It is not easy to saw properly. You have to get the knack for sawing straight and select the saw to use depending on the hardness and thickness of the wood. It is essential to know some basic principles and to have good, well-honed tools. The handsaw is the basic tool.
- Counter Saw
- Radial saw
- Cutting guide
- Basic techniques
- Cutting guides
- Special cuts
1. The piece of wood must be securely held on the workbench, held between the jaws, and the left hand weighs on it, in order to immobilize it. Start cutting by guiding the saw blade with the thumb of your left hand (if you are right-handed). Bite in the wood by pulling the blade slightly towards you; operate slowly so as not to burst the wood. The blade should be placed a little next to the cutting line, towards the fall: this small gap can then be adjusted to the exact dimensions using the plane.
2. The saw must form an angle of 30° with the surface of the piece of wood. To saw straight, the blade must always be in the extension of the forearm. Saw on a regular basis, using the longest blade length and without pressing too much: it is when the saw returns that the tool bites into the wood. Always place the chute to the right during sawing, in order to see the cut line while working (invert if you are left-handed).
3. A little before the end of the cut, change the inclination of the saw to prevent the wood from bursting. Start the sawing again and follow the cut line so that the two saws meet precisely. If you saw in the middle of a board, put the part to eliminate (hatched) on a trestle or on any support to maintain it. Indeed, the weight of the wood may cause breakage during sawing, at the location of the notch, resulting in cutting irregularities.
4. To saw a board in the direction of the length, observe the same precautions: saw straight, because it is difficult to catch an error. When sawing long (cutting), the saw may get caught between the two sawn parts. To avoid this, place small wedges of wood to maintain spacing.
5. It is essential to use a saw suitable for the piece of wood to be sawn. To cut a plank, use a saw with strong teeth; it performs a less precise job, but much faster.
6. For delicate woods, such as pre-painted and pre-varnished wood chips or wood veneer, use a fine-tooth saw, avoid splinters and make very precise cuts.
7. For sawing at a particular angle, other than 90°, use a cutting guide. This instrument exists in various forms: it is generally composed of a fixed piece, which is placed along the cutting board, and a movable and adjustable plate against which slides the blade of the saw. A cutting guide avoids difficult layouts and allows for a large number of similar cuts.

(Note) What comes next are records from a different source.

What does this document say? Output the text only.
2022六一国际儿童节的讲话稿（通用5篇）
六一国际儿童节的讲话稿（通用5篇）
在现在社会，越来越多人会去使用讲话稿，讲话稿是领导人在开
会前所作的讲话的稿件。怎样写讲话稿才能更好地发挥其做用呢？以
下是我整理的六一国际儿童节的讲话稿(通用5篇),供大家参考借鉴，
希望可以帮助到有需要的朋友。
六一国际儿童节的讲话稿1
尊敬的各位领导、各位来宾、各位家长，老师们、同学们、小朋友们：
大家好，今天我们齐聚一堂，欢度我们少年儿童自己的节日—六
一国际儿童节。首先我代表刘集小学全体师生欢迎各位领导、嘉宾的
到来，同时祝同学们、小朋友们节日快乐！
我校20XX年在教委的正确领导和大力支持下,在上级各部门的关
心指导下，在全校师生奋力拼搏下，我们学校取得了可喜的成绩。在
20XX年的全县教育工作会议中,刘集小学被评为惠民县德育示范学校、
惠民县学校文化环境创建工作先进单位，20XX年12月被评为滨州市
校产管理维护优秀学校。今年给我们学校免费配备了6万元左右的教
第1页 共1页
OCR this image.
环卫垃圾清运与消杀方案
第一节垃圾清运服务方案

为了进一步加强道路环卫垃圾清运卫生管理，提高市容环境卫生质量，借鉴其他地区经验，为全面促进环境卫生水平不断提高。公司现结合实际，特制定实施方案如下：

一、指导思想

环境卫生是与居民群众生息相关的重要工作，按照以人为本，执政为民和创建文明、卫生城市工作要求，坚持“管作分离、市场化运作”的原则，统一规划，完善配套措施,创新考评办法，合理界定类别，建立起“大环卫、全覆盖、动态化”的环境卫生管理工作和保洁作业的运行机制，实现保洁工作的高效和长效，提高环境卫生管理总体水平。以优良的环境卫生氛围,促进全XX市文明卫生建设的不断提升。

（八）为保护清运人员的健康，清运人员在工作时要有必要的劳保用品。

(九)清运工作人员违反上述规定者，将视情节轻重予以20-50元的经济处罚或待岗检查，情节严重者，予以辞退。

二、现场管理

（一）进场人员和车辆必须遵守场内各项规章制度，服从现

8. Some guides attach themselves to the workbench using a squeegee clamp. If it is intended to perform a number of carpentry work, the acquisition of a radial saw may be justified. It allows a precise adjustment of the angles of cut that one meets in carpentry, that they are of more or less 90°.
9. The miter box, the most used cutting guide, allows you to make miter cuts (45°) on small pieces of wood. It is often used to cut electrical chopsticks, chopsticks and door moldings. The cuts made, very precise, are done using a back saw with fine teeth. The most common types of miter box are made of wood: placing a wooden board at the bottom of the box avoids damaging it during sawing. There are plastic models.
10. Recent saws allow you to make miter plots. Indeed, an edge of the handle forms an angle of 45° with the back of the blade. Only one disadvantage: these plots do not have a great precision.
11. To saw straight, in the direction of the wire (edging), use as a cutting guide a cleat with well-erected edges. Secure it to the cut line with clamps.
12. A similar process is used for end cuts: a fixed block of wood serves as a guide. Saw slowly at the end of the cut to avoid splinters. A piece of wood placed under the sawing cutter makes it possible to cut it without risk of bursting it (splinters occur on the protection piece).
13. The hole saw is a small handsaw with a very narrow blade (a few centimeters). This feature gives the possibility of cutting curves. It is also necessary to saw outside the route, to rectify then and bring the piece to the exact dimensions. To cut a circle in the middle of a panel (to embed a circular object, for example), draw a compass circle and drill a large hole in the crankshaft to engage the blade. Strive to follow the path by forcing a little on the flexible blade. Correct if necessary with a half-round rasp.